Мистер Хартхаус, как человек безукоризненно воспитанный, привыкший вращаться в высшем обществе, не способен был недоумевать — с таким же успехом можно было бы предположить, что он способен растрогаться, — но все же веки его чуть приподнялись, словно их тронула тень удивления. Хотя склонность удивляться и раздумывать столь же противоречила его собственным правилам, как и принципам грэдграйндской школы.
— Какая сумма нужна вам сейчас, Том? Трехзначная? Признавайтесь. Назовите точную цифру.
— Поздно, мистер Хартхаус, — отвечал Том, и слезы потекли по его лицу, что куда больше шло к нему, чем брань, хотя вид у него был достаточно жалкий. — Теперь деньги мне не помогут. Вот если бы они раньше у меня были.

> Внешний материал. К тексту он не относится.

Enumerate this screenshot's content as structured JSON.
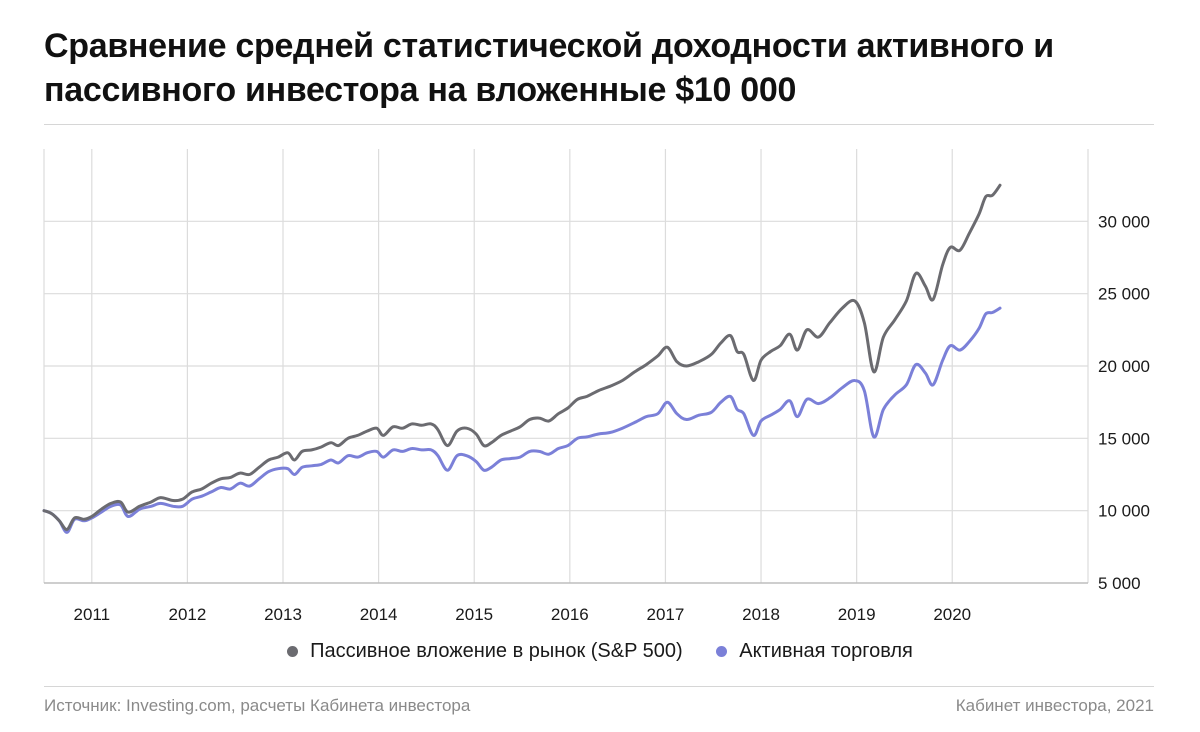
{
  "title": "Сравнение средней статистической доходности активного и пассивного инвестора на вложенные $10 000",
  "source": "Источник: Investing.com, расчеты Кабинета инвестора",
  "credit": "Кабинет инвестора, 2021",
  "chart_data": {
    "type": "line",
    "x_ticks": [
      "2011",
      "2012",
      "2013",
      "2014",
      "2015",
      "2016",
      "2017",
      "2018",
      "2019",
      "2020"
    ],
    "y_ticks": [
      5000,
      10000,
      15000,
      20000,
      25000,
      30000
    ],
    "y_tick_labels": [
      "5 000",
      "10 000",
      "15 000",
      "20 000",
      "25 000",
      "30 000"
    ],
    "xlim": [
      2010.5,
      2021.42
    ],
    "ylim": [
      5000,
      35000
    ],
    "grid": true,
    "legend_position": "bottom",
    "series": [
      {
        "name": "Пассивное вложение в рынок (S&P 500)",
        "color": "#6b6b70",
        "points": [
          [
            2010.5,
            10000
          ],
          [
            2010.58,
            9800
          ],
          [
            2010.66,
            9300
          ],
          [
            2010.74,
            8700
          ],
          [
            2010.82,
            9500
          ],
          [
            2010.92,
            9400
          ],
          [
            2011.0,
            9600
          ],
          [
            2011.1,
            10100
          ],
          [
            2011.2,
            10500
          ],
          [
            2011.3,
            10600
          ],
          [
            2011.38,
            9900
          ],
          [
            2011.5,
            10300
          ],
          [
            2011.62,
            10600
          ],
          [
            2011.72,
            10900
          ],
          [
            2011.85,
            10700
          ],
          [
            2011.95,
            10800
          ],
          [
            2012.05,
            11300
          ],
          [
            2012.15,
            11500
          ],
          [
            2012.25,
            11900
          ],
          [
            2012.35,
            12200
          ],
          [
            2012.45,
            12300
          ],
          [
            2012.55,
            12600
          ],
          [
            2012.65,
            12500
          ],
          [
            2012.75,
            13000
          ],
          [
            2012.85,
            13500
          ],
          [
            2012.95,
            13700
          ],
          [
            2013.05,
            14000
          ],
          [
            2013.12,
            13500
          ],
          [
            2013.2,
            14100
          ],
          [
            2013.3,
            14200
          ],
          [
            2013.4,
            14400
          ],
          [
            2013.5,
            14700
          ],
          [
            2013.58,
            14500
          ],
          [
            2013.68,
            15000
          ],
          [
            2013.78,
            15200
          ],
          [
            2013.88,
            15500
          ],
          [
            2013.98,
            15700
          ],
          [
            2014.05,
            15200
          ],
          [
            2014.15,
            15800
          ],
          [
            2014.25,
            15700
          ],
          [
            2014.35,
            16000
          ],
          [
            2014.45,
            15900
          ],
          [
            2014.55,
            16000
          ],
          [
            2014.62,
            15600
          ],
          [
            2014.72,
            14500
          ],
          [
            2014.82,
            15500
          ],
          [
            2014.92,
            15700
          ],
          [
            2015.02,
            15300
          ],
          [
            2015.1,
            14500
          ],
          [
            2015.18,
            14700
          ],
          [
            2015.28,
            15200
          ],
          [
            2015.38,
            15500
          ],
          [
            2015.48,
            15800
          ],
          [
            2015.58,
            16300
          ],
          [
            2015.68,
            16400
          ],
          [
            2015.78,
            16200
          ],
          [
            2015.88,
            16700
          ],
          [
            2015.98,
            17100
          ],
          [
            2016.08,
            17700
          ],
          [
            2016.18,
            17900
          ],
          [
            2016.3,
            18300
          ],
          [
            2016.42,
            18600
          ],
          [
            2016.55,
            19000
          ],
          [
            2016.68,
            19600
          ],
          [
            2016.8,
            20100
          ],
          [
            2016.92,
            20700
          ],
          [
            2017.02,
            21300
          ],
          [
            2017.12,
            20300
          ],
          [
            2017.22,
            20000
          ],
          [
            2017.35,
            20300
          ],
          [
            2017.48,
            20800
          ],
          [
            2017.58,
            21600
          ],
          [
            2017.68,
            22100
          ],
          [
            2017.75,
            21000
          ],
          [
            2017.82,
            20800
          ],
          [
            2017.92,
            19000
          ],
          [
            2018.0,
            20400
          ],
          [
            2018.1,
            21000
          ],
          [
            2018.2,
            21400
          ],
          [
            2018.3,
            22200
          ],
          [
            2018.38,
            21100
          ],
          [
            2018.48,
            22500
          ],
          [
            2018.6,
            22000
          ],
          [
            2018.72,
            23000
          ],
          [
            2018.85,
            24000
          ],
          [
            2018.98,
            24500
          ],
          [
            2019.08,
            23000
          ],
          [
            2019.18,
            19600
          ],
          [
            2019.28,
            22000
          ],
          [
            2019.4,
            23200
          ],
          [
            2019.52,
            24500
          ],
          [
            2019.62,
            26400
          ],
          [
            2019.72,
            25500
          ],
          [
            2019.8,
            24600
          ],
          [
            2019.9,
            27000
          ],
          [
            2019.98,
            28200
          ],
          [
            2020.08,
            28000
          ],
          [
            2020.18,
            29200
          ],
          [
            2020.28,
            30500
          ],
          [
            2020.35,
            31700
          ],
          [
            2020.42,
            31800
          ],
          [
            2020.5,
            32500
          ]
        ]
      },
      {
        "name": "Активная торговля",
        "color": "#7b80d8",
        "points": [
          [
            2010.5,
            10000
          ],
          [
            2010.58,
            9800
          ],
          [
            2010.66,
            9300
          ],
          [
            2010.74,
            8500
          ],
          [
            2010.82,
            9400
          ],
          [
            2010.92,
            9300
          ],
          [
            2011.0,
            9500
          ],
          [
            2011.1,
            9900
          ],
          [
            2011.2,
            10300
          ],
          [
            2011.3,
            10400
          ],
          [
            2011.38,
            9600
          ],
          [
            2011.5,
            10100
          ],
          [
            2011.62,
            10300
          ],
          [
            2011.72,
            10500
          ],
          [
            2011.85,
            10300
          ],
          [
            2011.95,
            10300
          ],
          [
            2012.05,
            10800
          ],
          [
            2012.15,
            11000
          ],
          [
            2012.25,
            11300
          ],
          [
            2012.35,
            11600
          ],
          [
            2012.45,
            11500
          ],
          [
            2012.55,
            11900
          ],
          [
            2012.65,
            11700
          ],
          [
            2012.75,
            12200
          ],
          [
            2012.85,
            12700
          ],
          [
            2012.95,
            12900
          ],
          [
            2013.05,
            12900
          ],
          [
            2013.12,
            12500
          ],
          [
            2013.2,
            13000
          ],
          [
            2013.3,
            13100
          ],
          [
            2013.4,
            13200
          ],
          [
            2013.5,
            13500
          ],
          [
            2013.58,
            13300
          ],
          [
            2013.68,
            13800
          ],
          [
            2013.78,
            13700
          ],
          [
            2013.88,
            14000
          ],
          [
            2013.98,
            14100
          ],
          [
            2014.05,
            13700
          ],
          [
            2014.15,
            14200
          ],
          [
            2014.25,
            14100
          ],
          [
            2014.35,
            14300
          ],
          [
            2014.45,
            14200
          ],
          [
            2014.55,
            14200
          ],
          [
            2014.62,
            13800
          ],
          [
            2014.72,
            12800
          ],
          [
            2014.82,
            13800
          ],
          [
            2014.92,
            13800
          ],
          [
            2015.02,
            13400
          ],
          [
            2015.1,
            12800
          ],
          [
            2015.18,
            13000
          ],
          [
            2015.28,
            13500
          ],
          [
            2015.38,
            13600
          ],
          [
            2015.48,
            13700
          ],
          [
            2015.58,
            14100
          ],
          [
            2015.68,
            14100
          ],
          [
            2015.78,
            13900
          ],
          [
            2015.88,
            14300
          ],
          [
            2015.98,
            14500
          ],
          [
            2016.08,
            15000
          ],
          [
            2016.18,
            15100
          ],
          [
            2016.3,
            15300
          ],
          [
            2016.42,
            15400
          ],
          [
            2016.55,
            15700
          ],
          [
            2016.68,
            16100
          ],
          [
            2016.8,
            16500
          ],
          [
            2016.92,
            16700
          ],
          [
            2017.02,
            17500
          ],
          [
            2017.12,
            16700
          ],
          [
            2017.22,
            16300
          ],
          [
            2017.35,
            16600
          ],
          [
            2017.48,
            16800
          ],
          [
            2017.58,
            17500
          ],
          [
            2017.68,
            17900
          ],
          [
            2017.75,
            17000
          ],
          [
            2017.82,
            16700
          ],
          [
            2017.92,
            15200
          ],
          [
            2018.0,
            16200
          ],
          [
            2018.1,
            16600
          ],
          [
            2018.2,
            17000
          ],
          [
            2018.3,
            17600
          ],
          [
            2018.38,
            16500
          ],
          [
            2018.48,
            17700
          ],
          [
            2018.6,
            17400
          ],
          [
            2018.72,
            17800
          ],
          [
            2018.85,
            18500
          ],
          [
            2018.98,
            19000
          ],
          [
            2019.08,
            18300
          ],
          [
            2019.18,
            15100
          ],
          [
            2019.28,
            17000
          ],
          [
            2019.4,
            18000
          ],
          [
            2019.52,
            18700
          ],
          [
            2019.62,
            20100
          ],
          [
            2019.72,
            19500
          ],
          [
            2019.8,
            18700
          ],
          [
            2019.9,
            20400
          ],
          [
            2019.98,
            21400
          ],
          [
            2020.08,
            21100
          ],
          [
            2020.18,
            21700
          ],
          [
            2020.28,
            22600
          ],
          [
            2020.35,
            23600
          ],
          [
            2020.42,
            23700
          ],
          [
            2020.5,
            24000
          ]
        ]
      }
    ]
  }
}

Но я очень признателен вам, вы истинный друг.
Истинный друг! «Ах ты щенок! — лениво подумал мистер Хартхаус. — Ты еще и осел!»
— И это очень великодушно с вашей стороны, — сказал Том, сжимая его руку, — очень великодушно, мистер Хартхаус.

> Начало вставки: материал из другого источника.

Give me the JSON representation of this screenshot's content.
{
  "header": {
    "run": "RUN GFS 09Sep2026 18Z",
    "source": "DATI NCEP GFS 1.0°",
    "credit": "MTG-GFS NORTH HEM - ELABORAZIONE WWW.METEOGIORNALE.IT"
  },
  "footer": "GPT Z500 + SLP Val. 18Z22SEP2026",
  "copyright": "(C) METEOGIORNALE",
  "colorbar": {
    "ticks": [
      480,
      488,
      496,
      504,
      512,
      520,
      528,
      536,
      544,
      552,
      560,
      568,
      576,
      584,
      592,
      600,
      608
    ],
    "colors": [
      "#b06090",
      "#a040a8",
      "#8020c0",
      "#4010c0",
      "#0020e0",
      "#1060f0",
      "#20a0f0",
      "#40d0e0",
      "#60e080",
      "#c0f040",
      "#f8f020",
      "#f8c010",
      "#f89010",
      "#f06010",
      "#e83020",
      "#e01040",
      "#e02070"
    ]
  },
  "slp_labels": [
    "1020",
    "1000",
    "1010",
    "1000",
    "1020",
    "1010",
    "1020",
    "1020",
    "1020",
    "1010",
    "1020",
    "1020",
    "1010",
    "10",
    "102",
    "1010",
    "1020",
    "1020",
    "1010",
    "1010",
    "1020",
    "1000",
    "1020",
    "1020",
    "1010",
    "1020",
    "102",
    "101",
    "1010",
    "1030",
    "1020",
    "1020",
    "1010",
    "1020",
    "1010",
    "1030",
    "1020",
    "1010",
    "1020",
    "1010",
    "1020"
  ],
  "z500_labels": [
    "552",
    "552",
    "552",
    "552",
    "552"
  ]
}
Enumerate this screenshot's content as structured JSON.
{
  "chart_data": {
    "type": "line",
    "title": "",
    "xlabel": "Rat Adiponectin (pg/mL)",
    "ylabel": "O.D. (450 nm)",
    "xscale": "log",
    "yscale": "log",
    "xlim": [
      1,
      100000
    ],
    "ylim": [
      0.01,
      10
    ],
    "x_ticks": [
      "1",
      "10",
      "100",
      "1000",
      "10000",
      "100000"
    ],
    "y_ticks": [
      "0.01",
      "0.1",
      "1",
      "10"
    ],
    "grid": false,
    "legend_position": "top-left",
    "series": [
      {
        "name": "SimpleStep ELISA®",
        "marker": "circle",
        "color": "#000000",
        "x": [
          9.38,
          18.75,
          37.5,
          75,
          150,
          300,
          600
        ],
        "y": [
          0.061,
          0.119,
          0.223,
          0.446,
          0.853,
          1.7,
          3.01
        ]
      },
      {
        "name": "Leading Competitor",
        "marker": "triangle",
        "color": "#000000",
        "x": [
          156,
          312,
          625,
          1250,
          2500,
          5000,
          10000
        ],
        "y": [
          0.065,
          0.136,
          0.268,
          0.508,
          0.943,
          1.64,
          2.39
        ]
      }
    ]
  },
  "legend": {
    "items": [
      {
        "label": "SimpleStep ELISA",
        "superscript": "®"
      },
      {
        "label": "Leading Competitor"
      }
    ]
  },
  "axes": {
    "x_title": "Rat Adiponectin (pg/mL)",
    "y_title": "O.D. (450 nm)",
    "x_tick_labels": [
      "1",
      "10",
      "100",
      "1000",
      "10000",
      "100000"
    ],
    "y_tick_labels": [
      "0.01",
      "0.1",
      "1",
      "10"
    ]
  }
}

— Ну что ж, — отвечал тот, — может быть, в другой раз пригодится. И впредь, милый мой, если сядете на мель, лучше откройтесь мне, потому что я лучше вас знаю, как в таких случаях находить выход.
— Спасибо, — сказал Том, уныло покачивая головой и жуя бутоны, — жаль, что я не узнал вас раньше.
— Так вот, Том, — заключил мистер Хартхаус, тоже бросая в пруд несколько роз, как бы для того, чтобы внести и свой вклад в образование островка, который упорно устремлялся к ограде, словно хотел слиться с материком, — каждый человек, что бы он ни делал, блюдет свою выгоду, и я ничем не отличаюсь от своих ближних. Я просто жажду, — в его жажде чувствовалась прямо-таки тропическая истома, — чтобы вы мягче обращались с сестрой, и вообще были бы для нее любящим и нежным братом, как она того заслуживает.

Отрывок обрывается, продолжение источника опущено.